Adani Group-owned Mundra Port and Special Economic Zone Ltd (MPSEZ) has posted net profit of Rs 273 crore for the second quarter ended September 2011, showing a growth of 29 per cent over Rs 212 crore in the same period last year.
Company's revenues for the period rose by 48 per cent at Rs 626 crore against Rs 424 crore last year. Cargo handling at Mundra Port jumped 34 per cent at 16.8 million tonnes against 12.58 million tonnes in the corresponding period last year. Currency fluctuations have caused company the mark-to-market loss of Rs 14 crore during the quarter.
“With every quarterly results, Mundra has been consistently increasing its market position making it today the fourth largest commercial port in India marginally lower than JNPT,” said Gautam Adani, chairman of Adani Group in a media statement on Friday. Currently, MPSEZ holds about 11 per cent to total cargo handling at Indian ports.
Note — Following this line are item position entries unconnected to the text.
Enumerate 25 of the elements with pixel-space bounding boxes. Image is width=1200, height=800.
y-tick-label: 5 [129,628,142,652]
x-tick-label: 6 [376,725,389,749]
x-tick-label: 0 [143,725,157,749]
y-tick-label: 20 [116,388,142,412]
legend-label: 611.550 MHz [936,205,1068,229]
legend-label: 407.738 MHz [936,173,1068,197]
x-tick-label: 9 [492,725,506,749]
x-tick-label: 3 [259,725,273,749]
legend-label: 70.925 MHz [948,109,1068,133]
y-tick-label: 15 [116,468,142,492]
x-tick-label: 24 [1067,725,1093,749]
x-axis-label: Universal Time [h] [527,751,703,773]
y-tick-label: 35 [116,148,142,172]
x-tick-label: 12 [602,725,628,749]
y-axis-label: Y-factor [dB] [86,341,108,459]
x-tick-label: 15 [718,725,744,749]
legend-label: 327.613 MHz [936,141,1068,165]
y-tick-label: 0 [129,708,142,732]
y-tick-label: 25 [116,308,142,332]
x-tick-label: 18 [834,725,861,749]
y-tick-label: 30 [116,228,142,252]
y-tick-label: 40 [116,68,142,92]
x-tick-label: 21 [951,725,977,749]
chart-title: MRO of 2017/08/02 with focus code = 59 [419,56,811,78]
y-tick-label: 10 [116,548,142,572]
At MPSEZ, coal cargo constituted 30 per cent of the total cargo composition, while containers held 26 per cent and crude oil was 16 per cent.
"Major growth has come from coal and crude cargo. However we expected our coal cargo handling to be about 7 million tonnes, which remained at about 5.13 million tonnes during the quarter. Fertilisers and container cargo too contributed to growth," informed B Ravi, CFO, MPSEZ.
For the half year ended September 2011, MPSEZ has registered net profit of Rs 528 crore up 25 per cent from Rs 423 crore in the same period last year.
Revenues rose by 38 per cent at Rs 1157 crore from Rs 841 crore last year. Cargo handling during the first half period rose by 27 per cent at 31.88 million tonnes against 25.20 tonnes last year.
MPSEZ has laid out capex plan of Rs 3000 crore to 4000 crore towards expansion and setting up of new terminals on Indian shores over the next four to five years.
The funding for the new projects has been tied up. MPSEZ has Rs 3785 crore debt on books as on September 30, 2011.